Partager
TOGO. Remous au sein du RPT/UNIR. Les langues se délient. Le parti va-t-il imploser?

TOGO. Remous au sein du RPT/UNIR. Les langues se délient. Le parti va-t-il imploser?

Beaucoup le disent et le claironnent même. Le RPT/UNIR est un parti soudé où aucune critique ne sort ou ne se déballe sur la place publique.

Cette réalité est tenable dans la mesure où ce parti a le même fonctionnement que « Russie Unie » le parti du tsar russe Vladimir Poutine et le « Parti du travail de Corée » du dictateur nord-coréen Kim Jong-Un partis dans lesquels aucune critique n’est tolérée, aucune voix dissonnante ne doit s’élever au-dessus de celle du Président-fondateur. Étant entendu que c’est le « Guide éclairé » qui a fait ses militants et ses hauts gradés et que tous lui doivent tout.

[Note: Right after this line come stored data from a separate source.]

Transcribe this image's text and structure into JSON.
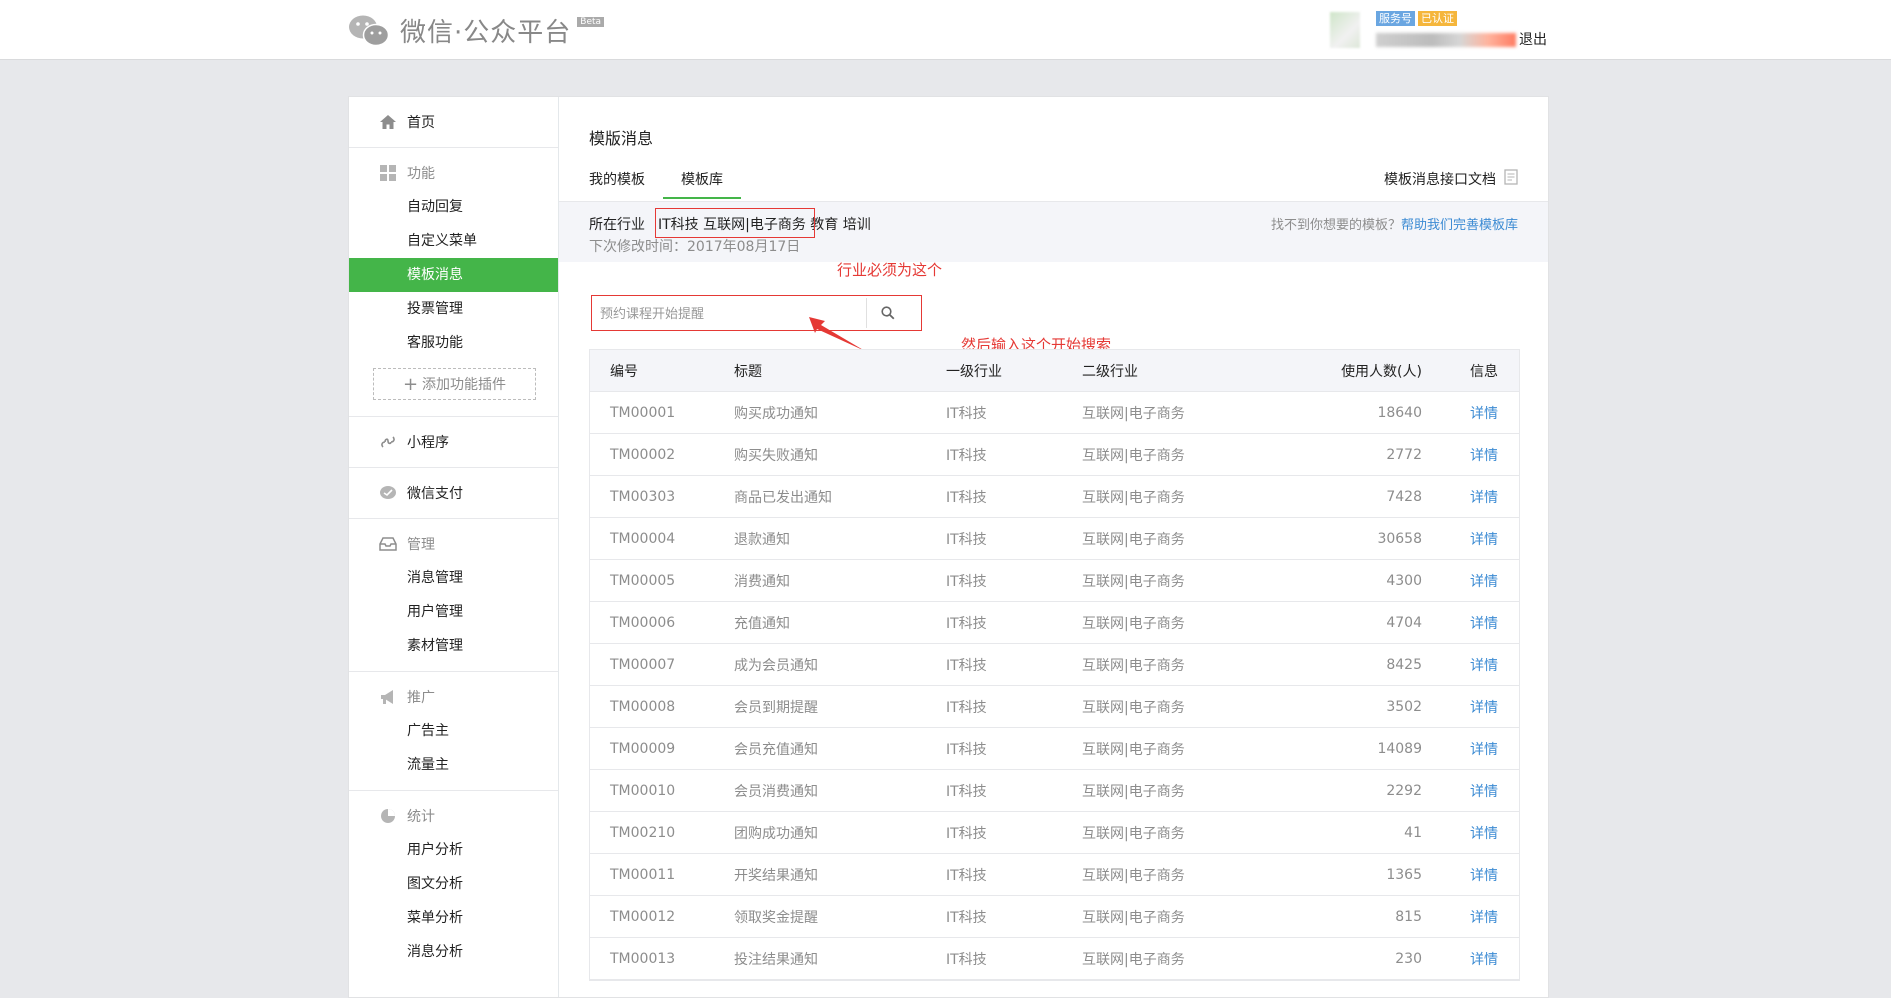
{
  "header": {
    "logo_text": "微信·公众平台",
    "beta": "Beta",
    "badge_service": "服务号",
    "badge_verified": "已认证",
    "logout": "退出"
  },
  "sidebar": {
    "home": "首页",
    "features": {
      "label": "功能",
      "items": [
        "自动回复",
        "自定义菜单",
        "模板消息",
        "投票管理",
        "客服功能"
      ],
      "active_index": 2
    },
    "add_plugin": "添加功能插件",
    "mini_program": "小程序",
    "wechat_pay": "微信支付",
    "manage": {
      "label": "管理",
      "items": [
        "消息管理",
        "用户管理",
        "素材管理"
      ]
    },
    "promotion": {
      "label": "推广",
      "items": [
        "广告主",
        "流量主"
      ]
    },
    "stats": {
      "label": "统计",
      "items": [
        "用户分析",
        "图文分析",
        "菜单分析",
        "消息分析"
      ]
    }
  },
  "main": {
    "title": "模版消息",
    "tabs": [
      "我的模板",
      "模板库"
    ],
    "active_tab": 1,
    "doc_link": "模板消息接口文档",
    "industry_label": "所在行业",
    "industry_values": "IT科技 互联网|电子商务  教育 培训",
    "next_modify": "下次修改时间：2017年08月17日",
    "help_text": "找不到你想要的模板？",
    "help_link": "帮助我们完善模板库",
    "search_placeholder": "预约课程开始提醒",
    "annotations": {
      "industry": "行业必须为这个",
      "search": "然后输入这个开始搜索"
    }
  },
  "table": {
    "headers": [
      "编号",
      "标题",
      "一级行业",
      "二级行业",
      "使用人数(人)",
      "信息"
    ],
    "rows": [
      [
        "TM00001",
        "购买成功通知",
        "IT科技",
        "互联网|电子商务",
        "18640",
        "详情"
      ],
      [
        "TM00002",
        "购买失败通知",
        "IT科技",
        "互联网|电子商务",
        "2772",
        "详情"
      ],
      [
        "TM00303",
        "商品已发出通知",
        "IT科技",
        "互联网|电子商务",
        "7428",
        "详情"
      ],
      [
        "TM00004",
        "退款通知",
        "IT科技",
        "互联网|电子商务",
        "30658",
        "详情"
      ],
      [
        "TM00005",
        "消费通知",
        "IT科技",
        "互联网|电子商务",
        "4300",
        "详情"
      ],
      [
        "TM00006",
        "充值通知",
        "IT科技",
        "互联网|电子商务",
        "4704",
        "详情"
      ],
      [
        "TM00007",
        "成为会员通知",
        "IT科技",
        "互联网|电子商务",
        "8425",
        "详情"
      ],
      [
        "TM00008",
        "会员到期提醒",
        "IT科技",
        "互联网|电子商务",
        "3502",
        "详情"
      ],
      [
        "TM00009",
        "会员充值通知",
        "IT科技",
        "互联网|电子商务",
        "14089",
        "详情"
      ],
      [
        "TM00010",
        "会员消费通知",
        "IT科技",
        "互联网|电子商务",
        "2292",
        "详情"
      ],
      [
        "TM00210",
        "团购成功通知",
        "IT科技",
        "互联网|电子商务",
        "41",
        "详情"
      ],
      [
        "TM00011",
        "开奖结果通知",
        "IT科技",
        "互联网|电子商务",
        "1365",
        "详情"
      ],
      [
        "TM00012",
        "领取奖金提醒",
        "IT科技",
        "互联网|电子商务",
        "815",
        "详情"
      ],
      [
        "TM00013",
        "投注结果通知",
        "IT科技",
        "互联网|电子商务",
        "230",
        "详情"
      ]
    ]
  }
}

Le RPT/UNIR, quoi qu’on dise, est le reflet d’un parti obscurantiste par excellence, le parti dans lequel le simple platon, le simple militant a déjà peur de prononcer le nom du « chef de gang » Faure Gnassingbé. Le parti dans lequel il est interdit de dire haut ce qu’on pense tout bas.

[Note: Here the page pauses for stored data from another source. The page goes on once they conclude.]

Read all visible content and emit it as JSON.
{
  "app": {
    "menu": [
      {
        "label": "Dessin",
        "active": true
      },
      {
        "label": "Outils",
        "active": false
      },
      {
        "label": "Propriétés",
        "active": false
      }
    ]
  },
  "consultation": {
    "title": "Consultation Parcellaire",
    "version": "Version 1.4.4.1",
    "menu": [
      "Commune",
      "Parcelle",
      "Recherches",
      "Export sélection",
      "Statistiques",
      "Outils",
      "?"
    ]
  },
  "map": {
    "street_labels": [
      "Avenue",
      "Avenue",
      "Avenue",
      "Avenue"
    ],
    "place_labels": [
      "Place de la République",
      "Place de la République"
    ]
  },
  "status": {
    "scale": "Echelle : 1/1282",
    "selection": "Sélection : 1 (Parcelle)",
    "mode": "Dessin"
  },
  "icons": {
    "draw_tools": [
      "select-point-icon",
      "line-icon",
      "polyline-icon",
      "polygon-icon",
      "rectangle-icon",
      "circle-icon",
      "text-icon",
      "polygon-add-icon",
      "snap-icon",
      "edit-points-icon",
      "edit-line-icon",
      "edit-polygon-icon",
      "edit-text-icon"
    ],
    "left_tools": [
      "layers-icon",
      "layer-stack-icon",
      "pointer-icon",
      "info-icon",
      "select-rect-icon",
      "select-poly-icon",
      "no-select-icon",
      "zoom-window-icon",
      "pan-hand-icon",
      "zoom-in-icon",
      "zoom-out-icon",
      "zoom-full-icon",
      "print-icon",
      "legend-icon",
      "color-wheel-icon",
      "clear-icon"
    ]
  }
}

Mais depuis le 19 août dernier, les lignes semblent bouger. Les critiques fusent. Même si pour l’instant elles se font entre amis de confiance, entre camarades de parti avec qui on a des liens forts, des liens de sang, même si ce sont des membres de famille qui ne partagent pas une même ligne politique.

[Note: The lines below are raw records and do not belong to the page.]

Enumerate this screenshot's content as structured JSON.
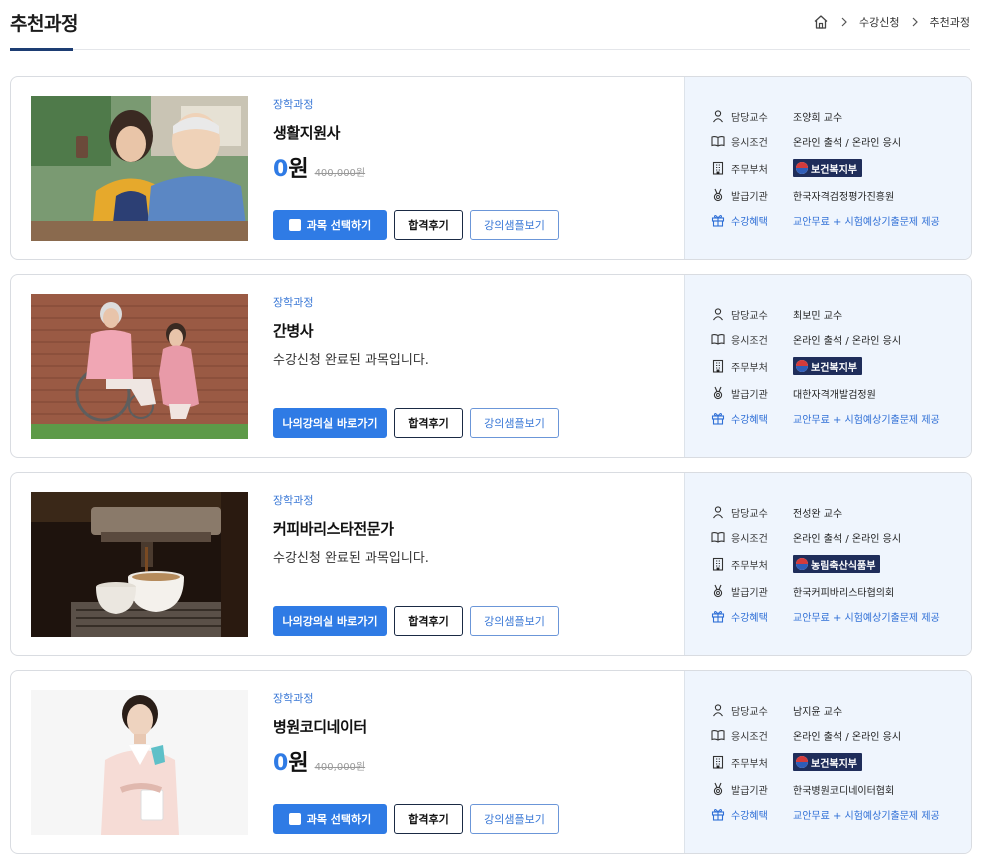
{
  "page": {
    "title": "추천과정",
    "breadcrumb": [
      "수강신청",
      "추천과정"
    ]
  },
  "labels": {
    "professor": "담당교수",
    "condition": "응시조건",
    "ministry": "주무부처",
    "issuer": "발급기관",
    "benefit": "수강혜택"
  },
  "buttons": {
    "select": "과목 선택하기",
    "classroom": "나의강의실 바로가기",
    "review": "합격후기",
    "sample": "강의샘플보기"
  },
  "courses": [
    {
      "category": "장학과정",
      "name": "생활지원사",
      "price_num": "0",
      "price_unit": "원",
      "original_price": "400,000원",
      "status": "",
      "primary_action": "select",
      "professor": "조양희 교수",
      "condition": "온라인 출석 / 온라인 응시",
      "ministry": "보건복지부",
      "issuer": "한국자격검정평가진흥원",
      "benefit": "교안무료 + 시험예상기출문제 제공"
    },
    {
      "category": "장학과정",
      "name": "간병사",
      "price_num": "",
      "price_unit": "",
      "original_price": "",
      "status": "수강신청 완료된 과목입니다.",
      "primary_action": "classroom",
      "professor": "최보민 교수",
      "condition": "온라인 출석 / 온라인 응시",
      "ministry": "보건복지부",
      "issuer": "대한자격개발검정원",
      "benefit": "교안무료 + 시험예상기출문제 제공"
    },
    {
      "category": "장학과정",
      "name": "커피바리스타전문가",
      "price_num": "",
      "price_unit": "",
      "original_price": "",
      "status": "수강신청 완료된 과목입니다.",
      "primary_action": "classroom",
      "professor": "전성완 교수",
      "condition": "온라인 출석 / 온라인 응시",
      "ministry": "농림축산식품부",
      "issuer": "한국커피바리스타협의회",
      "benefit": "교안무료 + 시험예상기출문제 제공"
    },
    {
      "category": "장학과정",
      "name": "병원코디네이터",
      "price_num": "0",
      "price_unit": "원",
      "original_price": "400,000원",
      "status": "",
      "primary_action": "select",
      "professor": "남지윤 교수",
      "condition": "온라인 출석 / 온라인 응시",
      "ministry": "보건복지부",
      "issuer": "한국병원코디네이터협회",
      "benefit": "교안무료 + 시험예상기출문제 제공"
    }
  ],
  "colors": {
    "accent": "#2f7be5",
    "navy": "#1d3d73",
    "detail_bg": "#eff5fd"
  }
}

Il nous revient depuis ces dernières semaines et de façon incessante que nombre de militants et cadres du parti pourri et moribond présidentiel ne cessent de dire en privé tout le mal qu’ils pensent du camarade Faure Gnassingbé. Ils réclament même que ce dernier se prononce pour son départ du pouvoir en 2020 pour laisser une chance au parti de prospérer au-delà de son bienfaiteur-président.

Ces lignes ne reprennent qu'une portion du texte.